Había ocasiones en las que ella se sentía como si fuera de otro planeta. No alcanzaba a comprender como médico que era, los caminos que conducían a los enfermos hacia una medicina deshumanizada, tiránicamente protocolizada, sin visión hacia el enfermo, en la que únicamente se contemplaba su enfermedad.
Aquel día en el comité se hablaba de un varón de 92 años con un excelente estado general al que se le había detectado un pequeño tumor maligno en el borde libre izquierdo de su lengua. Mientras sus compañeros deliberaban acaloradamente el tratamiento a aplicar en el caso, ella se acercó a la sala contigüa donde se encontraba ese pequeño héroe anónimo que había alcanzado la senectud con dignidad y buen porte. Tenía la piel arrugada por el tiempo y bronceada por los paseos por el campo y algún que otro pequeño trabajo que todavía ejercía en su modesta huerta. Sus ojos brillaban aún con fuerza y ganas. La doctora se aproximó a él con una sonrisa de complicidad y le solicitó que le mostrara la lengua. Tenía una lesión blanquecina en el borde posterior izquierdo de la lengua que apenas alcanzaba el centímetro de longitud. Le palpó el cuello y no halló ningún ganglio sospechoso. Se despidió de él y se dirigió a la sala con el resto de colegas.

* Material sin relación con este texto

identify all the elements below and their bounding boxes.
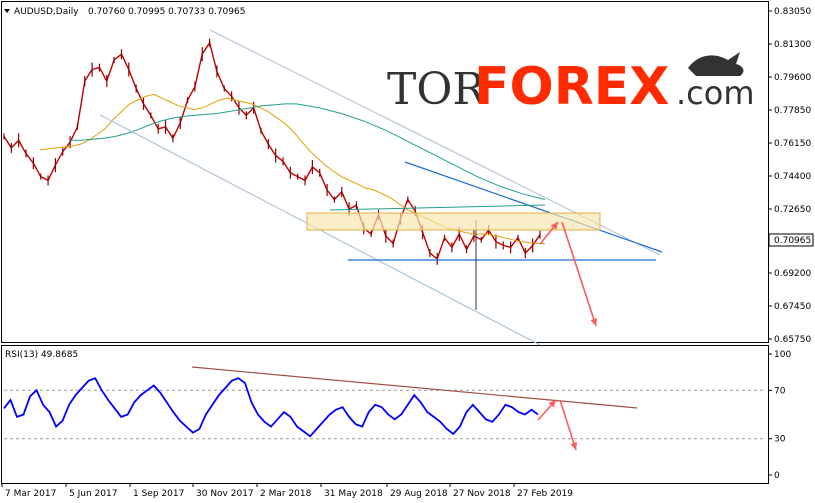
price-series-line-2 xyxy=(70,103,546,200)
rsi-tick-label: 0 xyxy=(774,471,780,481)
date-tick-label: 5 Jun 2017 xyxy=(69,489,117,499)
price-series-line-0 xyxy=(3,40,541,260)
price-tick-label: 0.79600 xyxy=(774,73,811,83)
ohlc-readout: 0.70760 0.70995 0.70733 0.70965 xyxy=(88,7,245,17)
ma-extension xyxy=(329,204,546,211)
rsi-tick-label: 30 xyxy=(774,435,786,445)
price-tick-label: 0.65750 xyxy=(774,335,811,345)
price-tick-label: 0.67450 xyxy=(774,302,811,312)
logo-tor: TOR xyxy=(387,64,487,115)
rsi-layer xyxy=(3,366,766,451)
price-tick-label: 0.72650 xyxy=(774,205,811,215)
symbol-title: AUDUSD,Daily xyxy=(14,7,79,17)
date-tick-label: 31 May 2018 xyxy=(324,489,383,499)
date-tick-label: 1 Sep 2017 xyxy=(133,489,184,499)
rsi-series-line xyxy=(3,377,539,438)
price-tick-label: 0.70965 xyxy=(774,236,811,246)
date-tick-label: 2 Mar 2018 xyxy=(260,489,312,499)
rsi-trendline xyxy=(191,366,638,409)
rsi-up-arrow xyxy=(537,399,557,421)
rsi-down-arrow xyxy=(559,399,578,451)
rsi-title: RSI(13) 49.8685 xyxy=(5,350,78,360)
date-tick-label: 7 Mar 2017 xyxy=(5,489,56,499)
forecast-down-arrow xyxy=(561,221,598,327)
current-price-box xyxy=(768,233,814,247)
axis-layer: 0.83050 0.81300 0.79600 0.77850 0.76150 0.744… xyxy=(1,7,814,499)
rsi-panel-frame xyxy=(1,345,769,484)
date-tick-label: 30 Nov 2017 xyxy=(196,489,254,499)
price-tick-label: 0.76150 xyxy=(774,139,811,149)
price-panel-frame xyxy=(1,1,769,343)
price-tick-label: 0.69200 xyxy=(774,269,811,279)
price-tick-label: 0.77850 xyxy=(774,106,811,116)
price-layer xyxy=(3,29,663,346)
logo-forex: FOREX xyxy=(474,57,669,117)
forecast-up-arrow xyxy=(539,221,559,245)
torforex-logo: TOR FOREX .com xyxy=(387,52,755,117)
price-tick-label: 0.81300 xyxy=(774,40,811,50)
price-tick-label: 0.83050 xyxy=(774,7,811,17)
date-tick-label: 27 Feb 2019 xyxy=(517,489,573,499)
rsi-tick-label: 70 xyxy=(774,386,786,396)
resistance-zone xyxy=(306,212,601,231)
date-tick-label: 29 Aug 2018 xyxy=(390,489,448,499)
logo-com: .com xyxy=(676,74,755,112)
rsi-tick-label: 100 xyxy=(774,350,791,360)
price-tick-label: 0.74400 xyxy=(774,172,811,182)
bull-bear-icon xyxy=(688,52,744,76)
date-tick-label: 27 Nov 2018 xyxy=(453,489,511,499)
price-series-line-1 xyxy=(39,93,545,244)
resistance-trendline xyxy=(404,161,663,253)
dropdown-arrow-icon[interactable] xyxy=(4,9,10,13)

Ella pensó que se le podía hacer una braquiterapia si dispusiera de ella, pero consideraba que el paciente era muy mayor para enviarle a otro hospital lejos de su casa. Los cirujanos hablaban de hacerle una hemiglosectomía (extirpar media lengua) con biopsia selectiva de ganglio centinela y posterior linfadenectomía cervical izquierda (extraer los ganglios de la parte izquierda del cuello). Ella no daba crédito a lo que estaba escuchando.
Sin vacilar preguntó: “¿Por qué no le extirpáis la lesión con margen sin más?. Si fuera mi padre el enfermo es lo que yo le haría”. El resto del auditorio le replicó que eso no era una cirugía oncológica, que lo que las guías recomendaban era ese tratamiento, que la evidencia científica, que ese era el mejor tratamiento posible y que bla, bla, bla….
Definitivamente se sentía de otro planeta. Ella conocía perfectamente las guías y los protocolos de actuación, pero veía a un enfermo muy mayor que había superado con creces la esperanza de vida, con buena calidad de vida y al que la cirugía propuesta podía dar al traste con ella; por lo tanto entendía que había que personalizar el tratamiento fuera de protocolo. Se empequeñezó ante tanta verborrea y frustrada por la sensación de no haber sido entendida en el manejo concreto de ese paciente. Le vino entonces a la mente una frase del libro “Todo fluye” de Vasili Grossman: “Todo lo que es inhumano es absurdo e inútil”.